FWC seeks continued angler participation for tarpon study
Thursday, May 05, 2011
Media contact: Carli Segelson, 727-896-8626
Biologists with the Florida Fish and Wildlife Conservation
Commission's (FWC) Fish and Wildlife Research Institute and Mote
Marine Laboratory ask anglers to gather valuable information for
the Tarpon Genetic Recapture Study. Participating anglers collect
DNA samples from any tarpon of any size. These samples help
biologists gain insight into tarpon movement and distribution.
Biologists use DNA samples to identify the tarpon's genetic
"fingerprint." The fingerprints provide a unique and natural tag
for each individual fish. Scientists compare new tarpon DNA samples
with cataloged samples to determine if someone else caught and
sampled that tarpon previously. Biologists refer to these fish as
In 2010, anglers provided biologists with more than 3,100 tarpon
DNA samples. With more samples to be processed, biologists have
documented 71 recaptured tarpon since the study began in 2005.
Current data indicates that approximately one out of every 100
sampled tarpon is a recaptured fish.
Angler involvement has increased significantly each year of the
study. Biologists hope that more anglers will join the effort,
providing even more data for the study. So far in 2011, anglers
have provided hundreds of samples, bringing the total number to
just over 9,000. Anglers throughout Florida submitted samples from
tarpon ranging in length from 5 to 96 inches.
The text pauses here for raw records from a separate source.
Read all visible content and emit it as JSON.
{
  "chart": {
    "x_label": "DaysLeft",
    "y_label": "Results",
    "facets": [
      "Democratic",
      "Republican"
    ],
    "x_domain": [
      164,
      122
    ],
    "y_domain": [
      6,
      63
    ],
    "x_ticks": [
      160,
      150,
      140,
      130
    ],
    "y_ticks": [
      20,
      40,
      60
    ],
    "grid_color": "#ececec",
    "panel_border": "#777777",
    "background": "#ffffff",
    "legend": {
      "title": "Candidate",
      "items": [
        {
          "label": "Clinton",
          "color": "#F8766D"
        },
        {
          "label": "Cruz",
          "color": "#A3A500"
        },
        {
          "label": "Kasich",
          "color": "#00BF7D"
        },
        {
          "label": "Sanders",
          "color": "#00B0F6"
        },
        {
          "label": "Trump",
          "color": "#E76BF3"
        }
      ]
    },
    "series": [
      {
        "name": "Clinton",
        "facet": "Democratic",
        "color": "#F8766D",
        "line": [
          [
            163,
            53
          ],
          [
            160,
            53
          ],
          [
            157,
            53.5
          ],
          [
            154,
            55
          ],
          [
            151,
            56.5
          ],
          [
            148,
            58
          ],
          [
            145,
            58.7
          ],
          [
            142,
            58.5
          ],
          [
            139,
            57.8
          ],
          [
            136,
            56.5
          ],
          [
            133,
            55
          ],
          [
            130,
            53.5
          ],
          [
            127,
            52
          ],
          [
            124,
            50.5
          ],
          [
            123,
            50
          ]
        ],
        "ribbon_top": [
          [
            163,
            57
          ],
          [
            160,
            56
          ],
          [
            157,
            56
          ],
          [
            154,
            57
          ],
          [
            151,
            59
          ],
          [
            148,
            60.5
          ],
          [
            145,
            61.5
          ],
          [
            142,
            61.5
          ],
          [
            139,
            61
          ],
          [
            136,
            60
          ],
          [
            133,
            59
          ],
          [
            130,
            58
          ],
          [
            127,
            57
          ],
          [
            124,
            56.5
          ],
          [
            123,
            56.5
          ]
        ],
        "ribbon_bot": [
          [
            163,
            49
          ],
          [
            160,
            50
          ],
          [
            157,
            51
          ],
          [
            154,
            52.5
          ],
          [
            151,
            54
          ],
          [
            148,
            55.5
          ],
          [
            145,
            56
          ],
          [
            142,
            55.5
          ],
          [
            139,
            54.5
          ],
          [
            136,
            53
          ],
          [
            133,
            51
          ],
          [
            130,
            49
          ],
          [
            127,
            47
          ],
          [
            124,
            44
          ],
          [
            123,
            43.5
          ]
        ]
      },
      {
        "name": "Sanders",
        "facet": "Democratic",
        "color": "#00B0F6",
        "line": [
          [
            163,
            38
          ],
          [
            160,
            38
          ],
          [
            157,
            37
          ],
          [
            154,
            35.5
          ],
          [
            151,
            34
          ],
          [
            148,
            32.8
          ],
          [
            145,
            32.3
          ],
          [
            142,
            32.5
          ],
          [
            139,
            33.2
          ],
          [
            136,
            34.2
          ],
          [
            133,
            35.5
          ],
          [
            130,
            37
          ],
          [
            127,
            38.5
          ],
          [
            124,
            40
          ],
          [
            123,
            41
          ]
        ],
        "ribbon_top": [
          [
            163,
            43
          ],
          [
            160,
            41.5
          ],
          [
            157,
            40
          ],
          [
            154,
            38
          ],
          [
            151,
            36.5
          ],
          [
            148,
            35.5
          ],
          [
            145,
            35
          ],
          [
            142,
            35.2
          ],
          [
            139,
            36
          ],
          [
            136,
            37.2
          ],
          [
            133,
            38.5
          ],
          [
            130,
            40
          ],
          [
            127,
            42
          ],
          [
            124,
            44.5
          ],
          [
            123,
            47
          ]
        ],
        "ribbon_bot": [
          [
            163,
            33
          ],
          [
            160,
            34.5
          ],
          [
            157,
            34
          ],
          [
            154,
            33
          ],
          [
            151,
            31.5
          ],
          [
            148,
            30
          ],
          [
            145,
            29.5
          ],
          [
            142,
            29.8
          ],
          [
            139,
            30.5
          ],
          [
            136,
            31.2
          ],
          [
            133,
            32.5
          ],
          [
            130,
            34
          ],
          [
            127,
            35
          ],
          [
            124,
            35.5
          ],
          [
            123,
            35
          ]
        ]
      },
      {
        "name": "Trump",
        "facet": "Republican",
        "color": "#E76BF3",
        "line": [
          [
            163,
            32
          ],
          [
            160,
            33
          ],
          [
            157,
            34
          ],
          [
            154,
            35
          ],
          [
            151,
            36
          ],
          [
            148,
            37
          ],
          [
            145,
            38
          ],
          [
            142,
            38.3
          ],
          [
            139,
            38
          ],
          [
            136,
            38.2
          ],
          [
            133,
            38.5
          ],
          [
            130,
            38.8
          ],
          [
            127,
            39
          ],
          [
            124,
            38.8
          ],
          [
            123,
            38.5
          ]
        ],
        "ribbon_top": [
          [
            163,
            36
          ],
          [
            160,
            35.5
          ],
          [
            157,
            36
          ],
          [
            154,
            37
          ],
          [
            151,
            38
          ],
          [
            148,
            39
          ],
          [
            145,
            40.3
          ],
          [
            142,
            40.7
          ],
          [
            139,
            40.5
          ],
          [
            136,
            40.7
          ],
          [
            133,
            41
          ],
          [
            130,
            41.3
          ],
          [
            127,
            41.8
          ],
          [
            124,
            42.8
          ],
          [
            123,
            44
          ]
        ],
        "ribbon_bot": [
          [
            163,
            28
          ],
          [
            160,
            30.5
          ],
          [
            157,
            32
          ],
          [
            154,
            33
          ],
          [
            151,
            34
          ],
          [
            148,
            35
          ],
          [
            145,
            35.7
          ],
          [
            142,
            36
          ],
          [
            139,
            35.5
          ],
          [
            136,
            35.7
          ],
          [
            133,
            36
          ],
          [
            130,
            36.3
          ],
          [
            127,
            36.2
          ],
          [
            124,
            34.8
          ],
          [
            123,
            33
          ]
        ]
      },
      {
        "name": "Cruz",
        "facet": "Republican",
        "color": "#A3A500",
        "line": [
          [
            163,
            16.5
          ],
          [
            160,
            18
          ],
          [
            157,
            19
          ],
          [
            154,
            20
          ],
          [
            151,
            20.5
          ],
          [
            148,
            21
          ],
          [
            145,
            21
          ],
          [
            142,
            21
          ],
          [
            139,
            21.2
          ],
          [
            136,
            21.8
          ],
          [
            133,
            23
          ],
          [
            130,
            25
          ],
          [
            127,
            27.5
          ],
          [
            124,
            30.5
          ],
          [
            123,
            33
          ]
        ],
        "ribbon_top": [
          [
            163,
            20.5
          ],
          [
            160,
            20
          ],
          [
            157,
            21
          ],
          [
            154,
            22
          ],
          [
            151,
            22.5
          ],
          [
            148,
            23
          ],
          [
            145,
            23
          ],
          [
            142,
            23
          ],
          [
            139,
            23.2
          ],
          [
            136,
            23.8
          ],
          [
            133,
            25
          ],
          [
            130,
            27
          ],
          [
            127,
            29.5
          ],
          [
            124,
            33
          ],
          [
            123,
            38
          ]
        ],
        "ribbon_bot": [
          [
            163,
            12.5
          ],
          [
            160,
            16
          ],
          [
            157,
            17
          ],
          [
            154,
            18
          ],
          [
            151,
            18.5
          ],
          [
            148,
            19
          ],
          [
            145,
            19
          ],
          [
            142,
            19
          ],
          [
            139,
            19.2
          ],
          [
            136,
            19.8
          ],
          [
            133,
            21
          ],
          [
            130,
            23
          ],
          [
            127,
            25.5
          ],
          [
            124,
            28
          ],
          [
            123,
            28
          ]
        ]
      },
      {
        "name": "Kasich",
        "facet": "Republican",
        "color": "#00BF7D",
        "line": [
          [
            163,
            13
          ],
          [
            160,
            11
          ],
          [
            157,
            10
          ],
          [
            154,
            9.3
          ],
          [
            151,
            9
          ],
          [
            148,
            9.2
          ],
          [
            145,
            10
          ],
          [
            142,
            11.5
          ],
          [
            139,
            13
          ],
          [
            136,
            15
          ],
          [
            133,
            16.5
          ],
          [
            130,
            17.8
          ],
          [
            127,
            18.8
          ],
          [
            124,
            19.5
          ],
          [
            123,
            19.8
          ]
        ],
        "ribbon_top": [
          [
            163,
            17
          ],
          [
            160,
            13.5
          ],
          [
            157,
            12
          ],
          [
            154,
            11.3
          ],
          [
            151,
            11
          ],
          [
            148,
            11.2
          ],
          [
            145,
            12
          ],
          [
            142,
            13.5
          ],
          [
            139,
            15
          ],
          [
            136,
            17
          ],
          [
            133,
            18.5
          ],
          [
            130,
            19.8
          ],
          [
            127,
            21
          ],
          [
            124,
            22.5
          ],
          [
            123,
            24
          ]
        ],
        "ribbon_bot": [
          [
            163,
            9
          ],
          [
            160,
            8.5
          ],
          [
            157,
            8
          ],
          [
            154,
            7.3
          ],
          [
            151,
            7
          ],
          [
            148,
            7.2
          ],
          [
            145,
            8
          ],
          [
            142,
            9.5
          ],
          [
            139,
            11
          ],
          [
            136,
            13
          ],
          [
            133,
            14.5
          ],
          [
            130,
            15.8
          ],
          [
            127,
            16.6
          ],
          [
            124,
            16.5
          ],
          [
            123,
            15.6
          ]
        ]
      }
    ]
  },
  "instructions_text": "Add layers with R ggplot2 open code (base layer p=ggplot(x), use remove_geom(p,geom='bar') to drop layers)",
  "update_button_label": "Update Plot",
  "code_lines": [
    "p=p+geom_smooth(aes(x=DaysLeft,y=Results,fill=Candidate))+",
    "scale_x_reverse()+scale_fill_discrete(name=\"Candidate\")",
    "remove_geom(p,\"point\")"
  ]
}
Anglers who would like to assist the study may obtain a free,
easy-to-use tarpon DNA sampling kit by emailing TarponGenetics@MyFWC.com
or by calling 800-367-4461.
Participating anglers receive an annual newsletter with updates
on the study. As it becomes available, anglers also receive
additional information about recaptured tarpon. Anglers who submit
a tarpon DNA sample to this study in 2011 will be entered into
random, bi-monthly drawings for various prizes.